6. The process as set forth in claim 5 wherein said dispersion of soy protein in a liquid medium comprises soy flakes, soy grits, soy meal, soy flour, soy protein concentrates, soy protein isolates, or combinations thereof.

7. The process as set forth in claim 5 wherein said dispersion of soy protein in a liquid medium contains an alkali metal hydroxide selected from the group consisting of sodium hydroxide, calcium hydroxide, and potassium hydroxide.

8. The process as set forth in claim 5 wherein the dispersion of soy protein in the liquid medium has a pH of from 7.0 to 10.0.

9. The process as set forth in claim 5 wherein the pH of the dispersion of soy protein is adjusted to a pH of from 5.8 to 6.8 for precipitating said 11S-rich globulin fraction.

10. The process as set forth in claim 5 wherein the pH of said first supernatant liquid medium is adjusted to a pH of from 4.8 to 5.8 for precipitating said mixture of 11S-rich globulin fraction and 7S-rich globulin fraction.

11. The process as set forth in claim 5 wherein the pH of said second supernatant liquid medium is adjusted to a pH of from 4.0 to 4.8 for precipitating a mixture of 7S-rich globulin fraction and 2S-rich globulin fraction.

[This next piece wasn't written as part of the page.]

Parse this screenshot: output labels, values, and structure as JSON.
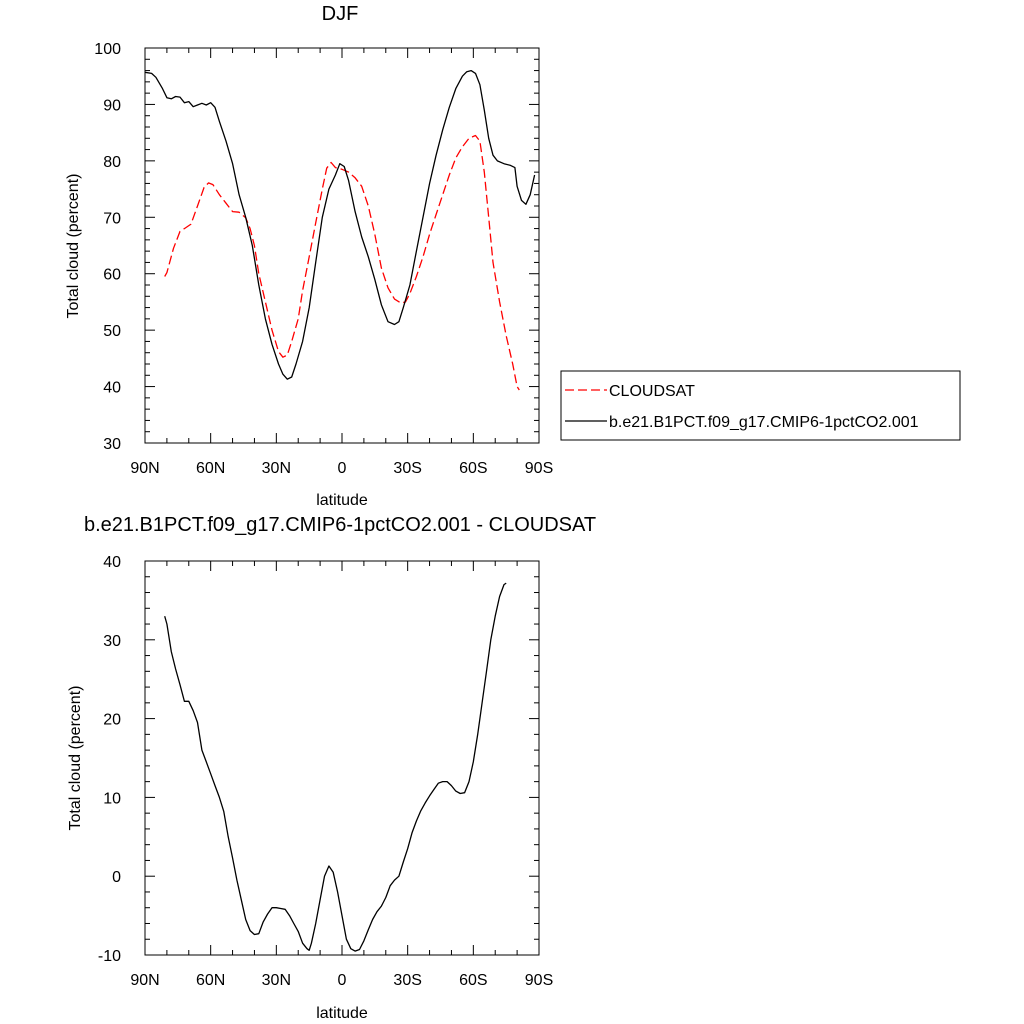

12. The process as set forth in claim 5 wherein at least 40% by weight of said soy protein in said 11S-rich globulin fraction has a molecular weight of less than 800,000 daltons.

13. The process as set forth in claim 5 wherein at least 40% by weight on a moisture free basis of said soy protein in said mixture of 11S rich globulin fraction and 7S-rich globulin fraction has a molecular weight of from 200,000 to 400,000 daltons.

14. The process as set forth in claim 5 wherein at least 40% by weight on a moisture free basis of said soy protein in said mixture of 7S-rich globulin fraction and 2S-rich fraction has a molecular weight of from 1350 to 100,000 daltons.

15. A food product comprising a blend of

a mixture of 7S and 2S rich protein fraction having a β-conglycinin content greater than about 45% by weight on a moisture free basis, and having a β-conglycinin content greater than about 45% by weight on a moisture free basis, and having an a content of from about 15% up to about 30%, by weight on a moisture free basis, an α′ content of from about 22% up to about 40% by weight on a moisture free basis and a β content of from about 5% up to about 18% by weight on a moisture free basis;

a glycinin content of from about 13% up to about 45% by weight on a moisture flee basis;

wherein a TIU/mg content in the soy protein composition is from about 50 up to about 125 before denaturation and from about 5 up to about 30 after denaturation; and

at least one food ingredient.

16. The food product of claim 15, wherein the food ingredient is an emulsified meat.

17. The food product of claim 15, wherein the food ingredient is soup stock.

18. The food product of claim 15, wherein the food ingredient is a dairy product.

19. The food product of claim 15, wherein the food ingredient is a bread ingredient.